Project: Chess Playing Engine
I started playing chess when I was in first grade, played in my first rated game in second grade, and have since won four first place state titles and two national titles; even still I would've never known how to write an intelligent chess playing program... until 15-211. (Read about my chess career).
During the course's lectures on game trees, the lab assignment (a partner project for which we were given about 3 weeks) was to write a chess playing program in Java. We had covered a few relevant concepts in class, such as Alpha Beta pruning, the Minimax heuristic, and the NegaScout algorithm, along with a few chess-specific optimizations such as move-ordering and static opening books.

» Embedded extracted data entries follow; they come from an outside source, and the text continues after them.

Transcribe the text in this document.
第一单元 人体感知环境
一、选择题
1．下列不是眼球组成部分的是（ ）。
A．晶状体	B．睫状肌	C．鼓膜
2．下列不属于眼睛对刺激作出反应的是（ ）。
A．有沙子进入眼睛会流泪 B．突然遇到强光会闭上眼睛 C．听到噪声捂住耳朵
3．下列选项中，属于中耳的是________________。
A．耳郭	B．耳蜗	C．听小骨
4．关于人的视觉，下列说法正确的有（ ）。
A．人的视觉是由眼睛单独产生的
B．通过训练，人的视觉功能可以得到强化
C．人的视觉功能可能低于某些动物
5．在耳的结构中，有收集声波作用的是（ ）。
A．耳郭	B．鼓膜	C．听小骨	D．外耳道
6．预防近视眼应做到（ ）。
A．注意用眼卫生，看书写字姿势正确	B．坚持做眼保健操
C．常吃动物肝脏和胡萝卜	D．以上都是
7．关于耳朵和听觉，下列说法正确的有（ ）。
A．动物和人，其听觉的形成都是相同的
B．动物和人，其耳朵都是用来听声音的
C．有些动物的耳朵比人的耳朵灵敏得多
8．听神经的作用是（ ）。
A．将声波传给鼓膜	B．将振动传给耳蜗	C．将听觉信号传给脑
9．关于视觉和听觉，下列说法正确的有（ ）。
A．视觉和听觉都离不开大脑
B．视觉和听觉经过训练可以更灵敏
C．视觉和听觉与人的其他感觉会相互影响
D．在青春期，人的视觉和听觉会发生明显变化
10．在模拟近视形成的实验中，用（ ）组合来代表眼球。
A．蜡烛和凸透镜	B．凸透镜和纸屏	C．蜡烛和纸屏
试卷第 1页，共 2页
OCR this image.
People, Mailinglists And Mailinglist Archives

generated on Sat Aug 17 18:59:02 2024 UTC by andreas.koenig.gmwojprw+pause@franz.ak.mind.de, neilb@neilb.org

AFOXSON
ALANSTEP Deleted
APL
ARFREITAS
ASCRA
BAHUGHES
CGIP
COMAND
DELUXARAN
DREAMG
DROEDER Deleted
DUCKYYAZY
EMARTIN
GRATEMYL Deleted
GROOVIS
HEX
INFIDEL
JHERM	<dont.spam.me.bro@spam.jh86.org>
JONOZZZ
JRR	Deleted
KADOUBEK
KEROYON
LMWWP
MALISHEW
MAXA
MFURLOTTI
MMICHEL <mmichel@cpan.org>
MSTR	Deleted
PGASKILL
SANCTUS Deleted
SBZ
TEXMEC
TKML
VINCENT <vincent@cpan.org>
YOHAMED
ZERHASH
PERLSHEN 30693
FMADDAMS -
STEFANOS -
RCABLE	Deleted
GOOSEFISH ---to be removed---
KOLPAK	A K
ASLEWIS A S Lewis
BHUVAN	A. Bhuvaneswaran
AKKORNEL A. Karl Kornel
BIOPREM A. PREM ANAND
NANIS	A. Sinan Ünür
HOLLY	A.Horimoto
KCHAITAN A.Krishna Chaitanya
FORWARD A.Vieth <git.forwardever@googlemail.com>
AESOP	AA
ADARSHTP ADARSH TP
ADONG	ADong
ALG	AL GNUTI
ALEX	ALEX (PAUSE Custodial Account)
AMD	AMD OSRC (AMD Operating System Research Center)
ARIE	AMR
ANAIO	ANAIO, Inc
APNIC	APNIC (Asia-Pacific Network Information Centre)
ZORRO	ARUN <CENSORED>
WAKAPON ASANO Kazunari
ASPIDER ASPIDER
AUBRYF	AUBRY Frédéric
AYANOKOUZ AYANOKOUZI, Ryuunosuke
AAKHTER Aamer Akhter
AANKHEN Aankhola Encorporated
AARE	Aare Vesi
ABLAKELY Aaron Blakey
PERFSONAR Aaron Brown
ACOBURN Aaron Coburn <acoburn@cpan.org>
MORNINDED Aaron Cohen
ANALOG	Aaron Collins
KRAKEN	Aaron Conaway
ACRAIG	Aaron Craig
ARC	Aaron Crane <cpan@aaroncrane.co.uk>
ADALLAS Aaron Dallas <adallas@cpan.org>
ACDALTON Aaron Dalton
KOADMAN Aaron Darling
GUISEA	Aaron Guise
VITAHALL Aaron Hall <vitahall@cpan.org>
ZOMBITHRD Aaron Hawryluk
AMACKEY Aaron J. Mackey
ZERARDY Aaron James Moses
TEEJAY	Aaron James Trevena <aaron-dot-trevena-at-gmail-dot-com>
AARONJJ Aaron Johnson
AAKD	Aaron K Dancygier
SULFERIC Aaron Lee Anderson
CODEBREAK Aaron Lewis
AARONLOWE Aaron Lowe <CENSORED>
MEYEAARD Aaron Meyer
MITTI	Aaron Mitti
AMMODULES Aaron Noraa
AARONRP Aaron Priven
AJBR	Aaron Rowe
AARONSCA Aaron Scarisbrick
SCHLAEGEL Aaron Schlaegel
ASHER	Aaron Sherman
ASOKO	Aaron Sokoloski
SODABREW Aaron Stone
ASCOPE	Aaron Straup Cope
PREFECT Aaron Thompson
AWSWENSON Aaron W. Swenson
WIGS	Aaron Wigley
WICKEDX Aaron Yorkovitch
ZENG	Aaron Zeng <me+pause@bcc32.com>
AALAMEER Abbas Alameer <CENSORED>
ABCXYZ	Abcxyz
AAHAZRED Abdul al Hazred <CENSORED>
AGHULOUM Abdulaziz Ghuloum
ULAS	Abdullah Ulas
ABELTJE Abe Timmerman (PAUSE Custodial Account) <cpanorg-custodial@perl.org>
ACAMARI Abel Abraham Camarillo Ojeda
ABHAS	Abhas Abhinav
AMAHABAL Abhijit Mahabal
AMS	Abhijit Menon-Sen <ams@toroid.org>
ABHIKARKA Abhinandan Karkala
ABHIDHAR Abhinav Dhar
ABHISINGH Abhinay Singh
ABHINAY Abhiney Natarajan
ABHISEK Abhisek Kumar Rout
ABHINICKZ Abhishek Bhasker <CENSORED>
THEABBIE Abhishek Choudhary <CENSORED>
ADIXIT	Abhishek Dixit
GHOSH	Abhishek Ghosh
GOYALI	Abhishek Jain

The idea behind the AI for a chess playing program is relatively simple. The first thing to code is a board evaluate function; as you might guess, this returns a number given a board position where higher numbers indicate a better board position for the calling player. Although there are many ways to incorporate positional advantages (such as past pawns) and disadvantages (such as doubled up pawns), the main component of this evaluator was to account for all of the pieces on the board. For instance, some people use the following table to roughly gauge how many points, relatively, each piece is worth. Note that all of the values are multiples of 100 so that positional advantages and disadvantages (which have much smaller impacts) can also be factored into the evaluation score without having to resort to floating point values.
| Piece | Value |
|---|---|
| Pawn | 100 |
| Knight | 250 or 300 |
| Bishop | 300 or 350 |
| Rook | 500 |
| Queen | 900 |
After writing a board evaluator, the program was able to come up with a virtual game tree and, given certain time constraints, select the best move it sees. More specifically, the "best move" in a position is the move which minimizes the value (to the opponent) of the opponent's "best move" from the new board position. As you can see, because of the recursive definition of the best move, our programs would have to look ahead a few moves during each turn, anticipating what the opponent might do.